None of this is to say that Meador and Murphy, neither of whom has been to Australia—or with the museum very long, for that matter—haven’t proceeded with appropriate caution. As newcomers to the material themselves, they sensed that a presentation organized geographically might not mean much to most visitors, so they laid out the show thematically; an introductory gallery is followed by sections on “the Dreaming”— a belief system connecting “all objects, lands, life forces, and beings —the land, ceremony, and mortality.”
As feminists, Meador and Murphy say it’s a welcome development that the show mostly includes women artists, but that fact is largely a reflection of quality.
“What the female artists were doing was—dare I say it?—more exciting than what the men were doing,” Murphy says. “The men were, I think, more tied to traditional paintings of things. … You’ll see that the usage of color, the sheer abstraction and almost dynamism of the works by the female artists—I mean, you can’t help but respond.”

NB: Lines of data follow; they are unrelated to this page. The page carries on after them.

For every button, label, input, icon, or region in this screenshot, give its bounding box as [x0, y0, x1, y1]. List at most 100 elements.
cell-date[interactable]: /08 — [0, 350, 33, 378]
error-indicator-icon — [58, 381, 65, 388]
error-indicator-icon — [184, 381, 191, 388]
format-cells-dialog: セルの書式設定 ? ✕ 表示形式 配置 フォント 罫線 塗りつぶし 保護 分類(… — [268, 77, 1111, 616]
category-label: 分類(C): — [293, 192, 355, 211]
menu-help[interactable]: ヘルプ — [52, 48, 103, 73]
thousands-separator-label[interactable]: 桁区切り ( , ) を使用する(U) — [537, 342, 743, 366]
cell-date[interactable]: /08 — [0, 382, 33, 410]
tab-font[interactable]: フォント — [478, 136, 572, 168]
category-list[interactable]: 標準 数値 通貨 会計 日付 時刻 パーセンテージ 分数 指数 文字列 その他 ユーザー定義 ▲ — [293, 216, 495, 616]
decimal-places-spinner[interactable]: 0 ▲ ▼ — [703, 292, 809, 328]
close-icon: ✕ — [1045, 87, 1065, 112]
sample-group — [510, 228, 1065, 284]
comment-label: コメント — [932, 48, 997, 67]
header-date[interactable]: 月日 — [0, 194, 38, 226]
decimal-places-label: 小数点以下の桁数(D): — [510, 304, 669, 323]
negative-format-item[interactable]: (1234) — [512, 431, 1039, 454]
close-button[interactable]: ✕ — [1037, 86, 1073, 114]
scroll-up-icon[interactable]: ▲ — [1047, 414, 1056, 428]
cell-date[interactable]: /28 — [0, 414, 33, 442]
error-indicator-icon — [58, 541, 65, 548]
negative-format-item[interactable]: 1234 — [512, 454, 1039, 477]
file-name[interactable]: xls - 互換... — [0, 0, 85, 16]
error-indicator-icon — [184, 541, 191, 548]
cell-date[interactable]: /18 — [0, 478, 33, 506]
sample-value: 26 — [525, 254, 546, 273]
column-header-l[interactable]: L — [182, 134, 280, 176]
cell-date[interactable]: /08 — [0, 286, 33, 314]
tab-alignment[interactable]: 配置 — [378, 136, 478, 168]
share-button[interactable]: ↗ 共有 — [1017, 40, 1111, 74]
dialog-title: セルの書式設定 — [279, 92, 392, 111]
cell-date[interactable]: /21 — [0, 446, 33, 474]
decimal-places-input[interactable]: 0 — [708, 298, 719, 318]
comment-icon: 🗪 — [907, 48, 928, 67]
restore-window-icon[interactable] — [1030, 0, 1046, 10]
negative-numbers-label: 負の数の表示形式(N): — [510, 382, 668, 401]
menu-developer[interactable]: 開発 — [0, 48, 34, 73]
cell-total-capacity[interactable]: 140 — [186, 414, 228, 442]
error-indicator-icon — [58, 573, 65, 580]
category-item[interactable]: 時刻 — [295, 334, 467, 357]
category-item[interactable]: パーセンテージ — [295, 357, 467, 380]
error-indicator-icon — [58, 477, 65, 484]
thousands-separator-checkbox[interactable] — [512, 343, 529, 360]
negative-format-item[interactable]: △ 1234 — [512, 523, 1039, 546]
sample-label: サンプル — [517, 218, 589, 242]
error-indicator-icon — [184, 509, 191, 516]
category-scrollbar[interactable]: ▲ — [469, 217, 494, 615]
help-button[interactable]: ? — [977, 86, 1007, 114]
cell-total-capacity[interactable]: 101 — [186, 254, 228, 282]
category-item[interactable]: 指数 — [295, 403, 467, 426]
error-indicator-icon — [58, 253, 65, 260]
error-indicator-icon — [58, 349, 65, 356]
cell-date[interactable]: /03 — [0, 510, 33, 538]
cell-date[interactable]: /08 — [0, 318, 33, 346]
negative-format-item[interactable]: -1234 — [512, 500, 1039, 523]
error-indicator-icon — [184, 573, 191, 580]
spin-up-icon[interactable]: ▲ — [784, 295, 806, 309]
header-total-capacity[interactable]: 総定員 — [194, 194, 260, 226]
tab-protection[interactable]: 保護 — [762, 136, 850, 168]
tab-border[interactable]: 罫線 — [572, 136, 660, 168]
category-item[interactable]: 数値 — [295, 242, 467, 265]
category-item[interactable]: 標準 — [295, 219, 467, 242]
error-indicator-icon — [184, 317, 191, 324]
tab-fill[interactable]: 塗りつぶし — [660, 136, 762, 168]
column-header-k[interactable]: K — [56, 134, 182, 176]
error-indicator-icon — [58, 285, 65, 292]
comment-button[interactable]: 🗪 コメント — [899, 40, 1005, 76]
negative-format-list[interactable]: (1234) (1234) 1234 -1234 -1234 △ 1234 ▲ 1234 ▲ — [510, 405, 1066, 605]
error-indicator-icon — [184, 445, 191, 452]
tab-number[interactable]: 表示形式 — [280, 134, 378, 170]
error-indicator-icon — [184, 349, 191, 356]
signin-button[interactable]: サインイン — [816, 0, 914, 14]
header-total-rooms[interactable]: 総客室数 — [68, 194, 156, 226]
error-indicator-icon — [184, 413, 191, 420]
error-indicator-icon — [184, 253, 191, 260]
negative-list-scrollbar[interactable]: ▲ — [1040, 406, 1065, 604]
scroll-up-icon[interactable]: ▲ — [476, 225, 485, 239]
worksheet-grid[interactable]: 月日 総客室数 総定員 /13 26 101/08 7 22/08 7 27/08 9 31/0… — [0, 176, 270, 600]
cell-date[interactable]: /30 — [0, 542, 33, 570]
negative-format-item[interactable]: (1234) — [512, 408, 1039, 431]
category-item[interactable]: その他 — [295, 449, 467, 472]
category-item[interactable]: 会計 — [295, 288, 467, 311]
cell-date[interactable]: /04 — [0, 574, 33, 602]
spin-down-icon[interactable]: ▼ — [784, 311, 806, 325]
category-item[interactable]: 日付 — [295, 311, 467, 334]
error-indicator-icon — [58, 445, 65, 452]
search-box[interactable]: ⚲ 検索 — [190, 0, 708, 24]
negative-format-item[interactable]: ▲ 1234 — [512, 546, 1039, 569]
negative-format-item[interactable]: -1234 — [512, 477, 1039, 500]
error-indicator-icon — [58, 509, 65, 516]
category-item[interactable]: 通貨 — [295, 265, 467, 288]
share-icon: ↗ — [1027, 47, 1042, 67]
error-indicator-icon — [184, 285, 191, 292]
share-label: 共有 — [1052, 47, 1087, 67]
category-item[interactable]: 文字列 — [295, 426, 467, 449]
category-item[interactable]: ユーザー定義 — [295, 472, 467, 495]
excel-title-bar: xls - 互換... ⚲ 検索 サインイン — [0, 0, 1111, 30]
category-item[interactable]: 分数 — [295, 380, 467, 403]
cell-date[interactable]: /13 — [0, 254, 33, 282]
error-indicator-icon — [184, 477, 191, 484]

As is true of so many avant-gardes, the first decade or so of Australian Aboriginal forays into making portable, permanent, marketable artworks, the 1970s, was male-dominated, with men’s Dreamings and ceremonies the only permissible subject matter—and men typically the only painters, though some women served in apprenticeships under men. But as women began painting based on their own Dreamings, ceremonies, cultural practices, initiations, and fertility-related concerns, “they pushed the envelope more,” Meador says.
For example, Eubenia Nampitjin was in her fifties when she joined the contemporary painting movement in 1986, just a few years after the senior men in her community voted to allow women to participate. After painting with her second husband for a period, she set out on her own. Named for an ancestral mother dog, Nampitjin’s luscious, mostly pink 2007 painting Kinyu depicts the ubiquitous sand hills of her country; tiny circles near the top refer to the water sites where Kinyu resides. But as Meador notes, Nampitjin’s painting resonates visually with works from SAMA’s collection by Helen Frankenthaler and Richard Diebenkorn.
That’s not to say that the works in this exhibition—one of those most visually electrifying I’ve seen at SAMA—are only important to the extent that they remind us of European or American painting. But the Lam gift seems to dovetail especially nicely with SAMA’s particular niche as perhaps the least Eurocentric of American encyclopedic museums while expanding both the quality and scope of its contemporary art collection.
Indeed, it may also complicate its meaning. If their imagery comes from sand and body painting and from ritual, and Australian Aborigines avoid naming or viewing images of the deceased, that suggests we are dealing with art that is both made for collecting institutions and flies in the face of their purpose. In that respect, indigenous Australians may make the most genuinely contemporary art of all.